TOLHURT’S OFFICE was even smaller than Harry’s. He produced a clothes brush from his desk.
‘I’ve a spare suit here. It’ll be a bit wide for you but it should do.’
‘Thanks.’ Harry brushed off the worst of the flour. He felt much better, calm again, even though he could still hear the shouting from outside. Tolhurst looked out of the window.
‘The police’ll come along and clear them in a minute. Serrano Suñer’s made his point. And Sir Sam’s chewed his ear over the phone.’
‘The demonstration didn’t send him into a funk?’
Tolhurst shook his head. ‘No, he’s on form today, no sign of the pink rat. You never know how he’s going to react.’
‘I had a touch of the pink rat myself when that flour landed,’ Harry said self-consciously. ‘I didn’t know what it was. I was back at Dunkirk for a moment. I’m sorry, it must have seemed like I was yellow.’
Tolhurst looked uncomfortable. ‘No. Not at all. I know about shell shock, my father had it in the last lot.’ He hesitated. ‘They wouldn’t let embassy staff join up last year, you know. I was quite relieved, I’m afraid.’ He lit a cigarette. ‘I’m not one of the world’s heroes. Happier behind a desk, if truth be told. Don’t know how I’d have coped with what you went through.’
‘You don’t know what you can do till you get out there.’
‘I suppose not.’
‘Captain Hillgarth seems pretty fearless.’
‘Yes. I think he enjoys danger. You have to admire that sort of courage, don’t you?’
‘That was a minor panic I had then, compared to what I was like a couple of months ago.’
Tolhurst nodded. ‘Good. That’s good.’ He turned back to the window. ‘Come and look at them. They’ve no bread yet they can throw flour. Bet it came from the Auxilio Social stores, the Falange are responsible for feeding the poor.’
Harry joined him, looking at the unruly sea of blue.

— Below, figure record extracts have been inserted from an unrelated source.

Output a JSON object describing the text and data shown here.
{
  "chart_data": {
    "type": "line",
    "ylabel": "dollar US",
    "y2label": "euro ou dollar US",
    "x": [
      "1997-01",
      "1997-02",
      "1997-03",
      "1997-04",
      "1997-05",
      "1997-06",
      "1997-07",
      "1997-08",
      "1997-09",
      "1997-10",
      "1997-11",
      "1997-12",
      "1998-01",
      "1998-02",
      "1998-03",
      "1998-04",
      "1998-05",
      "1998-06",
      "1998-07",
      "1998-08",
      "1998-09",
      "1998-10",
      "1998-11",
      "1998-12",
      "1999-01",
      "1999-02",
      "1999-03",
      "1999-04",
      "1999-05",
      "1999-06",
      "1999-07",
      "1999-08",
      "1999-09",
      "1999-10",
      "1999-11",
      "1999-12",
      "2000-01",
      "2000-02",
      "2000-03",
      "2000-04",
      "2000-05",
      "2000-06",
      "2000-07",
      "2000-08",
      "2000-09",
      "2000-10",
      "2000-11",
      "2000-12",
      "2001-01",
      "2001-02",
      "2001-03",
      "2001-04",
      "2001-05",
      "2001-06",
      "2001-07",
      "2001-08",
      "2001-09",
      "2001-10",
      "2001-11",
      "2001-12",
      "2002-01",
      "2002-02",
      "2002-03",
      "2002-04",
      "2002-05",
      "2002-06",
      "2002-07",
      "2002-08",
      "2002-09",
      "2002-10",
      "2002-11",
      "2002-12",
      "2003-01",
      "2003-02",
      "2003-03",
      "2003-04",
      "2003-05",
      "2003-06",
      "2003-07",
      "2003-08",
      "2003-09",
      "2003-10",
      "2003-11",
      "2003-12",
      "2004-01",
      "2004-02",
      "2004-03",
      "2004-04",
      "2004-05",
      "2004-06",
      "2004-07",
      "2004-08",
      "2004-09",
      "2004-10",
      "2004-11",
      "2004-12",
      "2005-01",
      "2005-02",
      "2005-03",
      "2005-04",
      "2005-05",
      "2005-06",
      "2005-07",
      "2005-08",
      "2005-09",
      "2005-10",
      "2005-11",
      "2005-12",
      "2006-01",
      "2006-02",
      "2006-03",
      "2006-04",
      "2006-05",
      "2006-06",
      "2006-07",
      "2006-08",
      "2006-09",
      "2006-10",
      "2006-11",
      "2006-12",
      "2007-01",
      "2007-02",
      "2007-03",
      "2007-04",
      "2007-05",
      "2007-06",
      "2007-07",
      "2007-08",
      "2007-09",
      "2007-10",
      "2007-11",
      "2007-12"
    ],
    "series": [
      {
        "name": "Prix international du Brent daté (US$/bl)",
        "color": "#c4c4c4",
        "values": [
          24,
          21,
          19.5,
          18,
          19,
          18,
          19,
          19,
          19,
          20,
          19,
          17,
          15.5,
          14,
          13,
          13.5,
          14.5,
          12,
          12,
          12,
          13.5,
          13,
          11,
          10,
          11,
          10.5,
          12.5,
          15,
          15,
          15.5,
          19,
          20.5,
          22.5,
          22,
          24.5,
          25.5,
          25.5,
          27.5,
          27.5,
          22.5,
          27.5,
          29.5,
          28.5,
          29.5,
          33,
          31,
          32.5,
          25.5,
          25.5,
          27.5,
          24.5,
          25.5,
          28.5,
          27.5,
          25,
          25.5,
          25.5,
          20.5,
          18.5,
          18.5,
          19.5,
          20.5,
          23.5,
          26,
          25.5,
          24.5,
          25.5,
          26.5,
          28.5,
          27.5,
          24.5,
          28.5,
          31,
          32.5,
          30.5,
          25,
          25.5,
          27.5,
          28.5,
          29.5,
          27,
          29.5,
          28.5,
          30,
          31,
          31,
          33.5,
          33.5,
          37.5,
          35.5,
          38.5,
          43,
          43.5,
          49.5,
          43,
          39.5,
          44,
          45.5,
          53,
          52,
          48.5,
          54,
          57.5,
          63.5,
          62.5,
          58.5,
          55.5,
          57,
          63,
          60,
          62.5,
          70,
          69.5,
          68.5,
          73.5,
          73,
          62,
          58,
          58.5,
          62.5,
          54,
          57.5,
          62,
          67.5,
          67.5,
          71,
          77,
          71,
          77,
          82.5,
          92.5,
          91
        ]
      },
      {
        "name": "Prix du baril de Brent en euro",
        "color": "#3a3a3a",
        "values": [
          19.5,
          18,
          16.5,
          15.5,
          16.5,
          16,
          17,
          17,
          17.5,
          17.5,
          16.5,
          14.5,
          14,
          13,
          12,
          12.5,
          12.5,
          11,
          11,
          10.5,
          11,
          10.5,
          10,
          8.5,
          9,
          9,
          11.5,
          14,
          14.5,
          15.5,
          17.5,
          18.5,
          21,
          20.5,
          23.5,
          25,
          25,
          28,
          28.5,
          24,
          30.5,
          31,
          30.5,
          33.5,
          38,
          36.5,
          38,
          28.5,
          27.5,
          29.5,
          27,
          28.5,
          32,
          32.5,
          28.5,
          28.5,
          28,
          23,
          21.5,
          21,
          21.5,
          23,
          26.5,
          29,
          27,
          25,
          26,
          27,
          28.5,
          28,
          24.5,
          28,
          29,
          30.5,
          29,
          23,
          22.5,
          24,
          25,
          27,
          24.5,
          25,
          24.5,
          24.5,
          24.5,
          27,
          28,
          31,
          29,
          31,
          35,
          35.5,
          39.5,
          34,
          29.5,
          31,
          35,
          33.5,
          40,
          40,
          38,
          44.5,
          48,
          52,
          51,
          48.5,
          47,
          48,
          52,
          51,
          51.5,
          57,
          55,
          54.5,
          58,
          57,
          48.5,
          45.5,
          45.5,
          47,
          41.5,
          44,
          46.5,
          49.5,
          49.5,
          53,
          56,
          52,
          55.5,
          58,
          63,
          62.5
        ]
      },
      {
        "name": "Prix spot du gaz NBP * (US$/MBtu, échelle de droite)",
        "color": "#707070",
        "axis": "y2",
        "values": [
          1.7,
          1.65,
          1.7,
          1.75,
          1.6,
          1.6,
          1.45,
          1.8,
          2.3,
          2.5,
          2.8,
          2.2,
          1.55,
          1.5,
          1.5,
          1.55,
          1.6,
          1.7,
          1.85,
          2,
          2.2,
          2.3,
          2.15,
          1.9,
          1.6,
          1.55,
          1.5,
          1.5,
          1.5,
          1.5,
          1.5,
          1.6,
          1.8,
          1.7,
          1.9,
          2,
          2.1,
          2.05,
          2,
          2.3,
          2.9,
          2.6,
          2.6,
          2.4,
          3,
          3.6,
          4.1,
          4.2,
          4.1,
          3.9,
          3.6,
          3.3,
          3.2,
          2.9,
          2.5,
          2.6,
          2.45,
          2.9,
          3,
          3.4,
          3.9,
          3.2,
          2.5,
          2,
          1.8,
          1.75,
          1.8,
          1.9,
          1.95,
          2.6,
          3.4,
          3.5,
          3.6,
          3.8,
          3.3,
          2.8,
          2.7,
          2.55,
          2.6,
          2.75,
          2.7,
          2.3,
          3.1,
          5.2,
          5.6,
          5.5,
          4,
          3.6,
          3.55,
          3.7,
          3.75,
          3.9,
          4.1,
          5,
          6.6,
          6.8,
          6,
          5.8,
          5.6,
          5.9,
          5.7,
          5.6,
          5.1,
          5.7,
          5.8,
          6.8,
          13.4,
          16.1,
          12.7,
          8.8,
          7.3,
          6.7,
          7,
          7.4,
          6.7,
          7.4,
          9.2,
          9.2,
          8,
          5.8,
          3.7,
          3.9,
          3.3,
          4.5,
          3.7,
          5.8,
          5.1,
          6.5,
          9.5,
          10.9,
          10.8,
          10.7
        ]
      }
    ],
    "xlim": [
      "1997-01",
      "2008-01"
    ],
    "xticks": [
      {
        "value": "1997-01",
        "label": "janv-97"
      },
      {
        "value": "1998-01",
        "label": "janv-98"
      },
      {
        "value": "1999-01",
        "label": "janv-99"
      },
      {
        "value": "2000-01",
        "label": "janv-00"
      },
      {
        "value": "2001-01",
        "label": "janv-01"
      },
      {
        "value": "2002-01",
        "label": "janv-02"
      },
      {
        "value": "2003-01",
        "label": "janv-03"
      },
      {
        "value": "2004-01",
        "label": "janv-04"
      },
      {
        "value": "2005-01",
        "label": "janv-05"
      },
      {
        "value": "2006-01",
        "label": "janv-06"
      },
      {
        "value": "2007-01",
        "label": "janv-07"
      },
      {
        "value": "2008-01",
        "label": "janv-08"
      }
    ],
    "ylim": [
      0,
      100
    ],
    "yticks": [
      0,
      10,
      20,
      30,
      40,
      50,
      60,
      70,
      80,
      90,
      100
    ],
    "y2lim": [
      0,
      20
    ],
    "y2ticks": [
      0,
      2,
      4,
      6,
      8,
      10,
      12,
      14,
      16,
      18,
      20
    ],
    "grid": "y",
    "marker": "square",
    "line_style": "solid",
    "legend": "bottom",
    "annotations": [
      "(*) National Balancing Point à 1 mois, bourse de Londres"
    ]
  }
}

‘Lucky no hay potatoes then, eh?’
‘D’you know, we sent some of the bread they get on the ration to London for analysis. The boffins said it wasn’t fit for human consumption; the flour was adulterated with bloody sawdust. Yet they can afford to throw good white flour at us.’
‘The Falangist bigwigs won’t have to eat the sawdust.’
‘Too bloody right they won’t.’
‘They were shouting anti-Jewish slogans. I didn’t think the Falange went in for that.’
‘They do now. Same as Mussolini, to please the Nazis.’
‘Bastards,’ Harry said with sudden fierceness. ‘After Dunkirk I sometimes used to wonder, what’s the point of going on, fighting, but then you see things like this. Fascism. Turning teenaged thugs on to innocent people. Then it’s bombing civilians, machine-gunning retreating soldiers. Christ, I hate them.’
Tolhurst nodded. ‘Yes. But we have to deal with them here. Unfortunately.’ He pointed a finger. ‘Look at that idiot.’
The boy who had yelled in English had taken hold of a ‘Gibraltar español’ banner and was marching up and down in front of the embassy with a military swagger, the crowd cheering him on. Harry wondered where he had learned English. He was a tall, well-set-up lad, probably from a middle-class home.
The door opened and the ambassador’s wiry form darted in. He looked furious.
‘You all right, Brett?’
‘Yes, sir, thank you. It was only flour.’
‘I won’t have my staff attacked!’ Hoare’s thin voice was shaking with anger.
‘I’m all right, sir, honestly.’
‘Yes, yes, yes, but it’s the principle.’ He took a deep breath. ‘I think Stokes is looking for you, Tolhurst.’ He nodded at the door.